Pengacuan komparatif (perbandingan) ialah salah satu jenis kohesi gramatikal yang
bersifat membandingkan dua hal atau lebih yang mempunyai kemiripan atau kesamaan dari
segi bentuk/wujud, sikap, sifat, watak, perilaku, dan sebagainya (Sumarlam 2003:26). Kata-
kata yang biasa digunakan untuk membandingkan misalnya seperti, bagai, bagaikan, laksana,
sama dengan, tidak berbeda dengan, persis seperti, dan persis sama dengan. Referensi
komparatif dalam bahasa Indonesia menurut Hartono (2000:151) berkenaan dengan
perbandingan dua maujud atau lebih, meliputi tingkat kualitas atau intensitasnya dapat setara
atau tidak setara.
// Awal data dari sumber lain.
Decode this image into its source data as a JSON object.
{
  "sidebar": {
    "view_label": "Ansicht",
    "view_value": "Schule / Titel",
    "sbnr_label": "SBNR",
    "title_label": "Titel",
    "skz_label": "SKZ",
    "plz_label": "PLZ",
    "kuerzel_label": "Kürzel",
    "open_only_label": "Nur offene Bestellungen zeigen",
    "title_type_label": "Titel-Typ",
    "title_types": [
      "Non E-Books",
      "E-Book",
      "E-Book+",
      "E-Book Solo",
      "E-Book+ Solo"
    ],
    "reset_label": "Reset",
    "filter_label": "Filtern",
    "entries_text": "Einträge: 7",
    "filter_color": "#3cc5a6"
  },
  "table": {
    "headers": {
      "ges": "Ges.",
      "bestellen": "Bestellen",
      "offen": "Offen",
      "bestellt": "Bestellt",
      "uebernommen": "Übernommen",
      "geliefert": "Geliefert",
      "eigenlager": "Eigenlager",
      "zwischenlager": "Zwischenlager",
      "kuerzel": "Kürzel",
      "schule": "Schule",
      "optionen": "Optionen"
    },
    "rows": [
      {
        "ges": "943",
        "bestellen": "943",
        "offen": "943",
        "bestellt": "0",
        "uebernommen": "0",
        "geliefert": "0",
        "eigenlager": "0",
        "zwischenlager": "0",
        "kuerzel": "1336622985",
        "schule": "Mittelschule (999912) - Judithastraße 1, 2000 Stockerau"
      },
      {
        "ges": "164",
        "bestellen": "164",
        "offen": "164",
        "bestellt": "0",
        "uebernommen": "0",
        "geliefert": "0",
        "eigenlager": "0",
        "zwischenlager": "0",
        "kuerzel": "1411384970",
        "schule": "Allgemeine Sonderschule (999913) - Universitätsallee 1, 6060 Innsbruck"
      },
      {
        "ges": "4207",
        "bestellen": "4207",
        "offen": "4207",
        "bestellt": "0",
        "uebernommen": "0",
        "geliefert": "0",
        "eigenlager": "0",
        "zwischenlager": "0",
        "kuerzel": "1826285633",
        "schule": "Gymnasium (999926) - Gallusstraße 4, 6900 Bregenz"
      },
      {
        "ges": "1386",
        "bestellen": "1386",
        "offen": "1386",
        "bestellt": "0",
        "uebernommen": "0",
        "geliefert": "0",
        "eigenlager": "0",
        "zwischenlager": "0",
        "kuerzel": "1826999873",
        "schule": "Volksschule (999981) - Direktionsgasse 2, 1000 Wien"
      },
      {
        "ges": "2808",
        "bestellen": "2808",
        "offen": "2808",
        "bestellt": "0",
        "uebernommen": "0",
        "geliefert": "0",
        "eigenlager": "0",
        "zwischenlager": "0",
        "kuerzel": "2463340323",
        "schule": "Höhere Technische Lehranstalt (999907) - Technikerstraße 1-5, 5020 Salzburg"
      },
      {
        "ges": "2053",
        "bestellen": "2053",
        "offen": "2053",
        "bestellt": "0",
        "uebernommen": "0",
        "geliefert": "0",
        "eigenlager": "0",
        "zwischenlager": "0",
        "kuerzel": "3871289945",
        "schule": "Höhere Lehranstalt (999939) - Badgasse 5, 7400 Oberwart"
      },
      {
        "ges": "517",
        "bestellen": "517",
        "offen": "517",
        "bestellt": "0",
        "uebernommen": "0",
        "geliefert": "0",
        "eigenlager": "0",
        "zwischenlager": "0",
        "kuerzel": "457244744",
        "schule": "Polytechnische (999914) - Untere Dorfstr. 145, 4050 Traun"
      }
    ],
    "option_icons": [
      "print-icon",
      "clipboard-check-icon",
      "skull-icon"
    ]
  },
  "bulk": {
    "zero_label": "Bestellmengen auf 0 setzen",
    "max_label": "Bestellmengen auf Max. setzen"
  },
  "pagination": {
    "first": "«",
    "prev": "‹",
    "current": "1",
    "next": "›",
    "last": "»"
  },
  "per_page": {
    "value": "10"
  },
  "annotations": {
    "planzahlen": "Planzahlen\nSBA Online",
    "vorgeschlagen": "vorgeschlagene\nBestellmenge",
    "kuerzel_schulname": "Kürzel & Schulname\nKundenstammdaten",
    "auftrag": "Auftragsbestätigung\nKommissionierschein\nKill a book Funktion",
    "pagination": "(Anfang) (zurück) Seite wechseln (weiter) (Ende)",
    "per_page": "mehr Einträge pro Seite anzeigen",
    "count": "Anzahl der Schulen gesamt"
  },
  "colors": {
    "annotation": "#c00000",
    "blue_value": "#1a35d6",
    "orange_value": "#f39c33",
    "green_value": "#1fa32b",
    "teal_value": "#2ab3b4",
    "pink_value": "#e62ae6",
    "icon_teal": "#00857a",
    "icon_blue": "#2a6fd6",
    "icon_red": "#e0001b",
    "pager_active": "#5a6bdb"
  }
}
Tingkat setara disebut tingkat ekuatif, tingkat yang tidak setara dibagi
menjadi dua yaitu tingkat komparatif dan tingkat superlatif. Tingkat ekuatif mengacu ke
kadar kualitas atau intensitas yang sama atau mirip. Tingkat komparatif mengacu ke kadar
kualitas atau intensitas yang lebih atau yang kurang. Tingkat superlatif mengacu ke kadar
kualitas atau intensitas yang paling tinggi di antara adjektiva yang dibandingkan.
BAB III
PENUTUP
A. Simpulan
Referensi  yang digunakan dalam bahasa adalah unsur-unsur yang disebut pelaku atau
perbuatan, penderita perbuatan (pengalami), pelengkap perbuatan dan perbuatan yang dilakukan
pelaku, serta tempat perbuatan dapat kita temukan, baik pada wacana lisan maupun tulis. Unsur
tersebut sering diulang untuk memperjelas makna, dan sebagai acuan (referensi). Karena itu,
pemilihan kata serta penempatannya harus benar sehingga wacana tadi tidak hanya kohesif,
tetapi juga koheren. Dengan kata lain, referensinya atau pengacuannya harus jelas.

B. Saran

Dalam penulisan makalah ini, penulis berharap agar makalah ini dapat dimanfaatkan sebagai
referensi  atau acuan bagi pembaca dalam melakukan penelitian yang lebih luas dan dapat
memperkaya khazanah tentang referensi atau pengacuan.
DAFTAR PUSTAKA

Brown, Gillian. 1996. Analisis Wacana (Terjemahan). Jakarta: PT. Gramedia Pustaka Utama.

Chaer, Abdul. 2007. Kajian Bahasa : Sturktur internal, pemaknaan, dan pemelajaran. Jakarta:

Rineka Cipta.

Djajasudarma, T.Fatimah. 2010. Wacana. Bandung: Refika Aditama.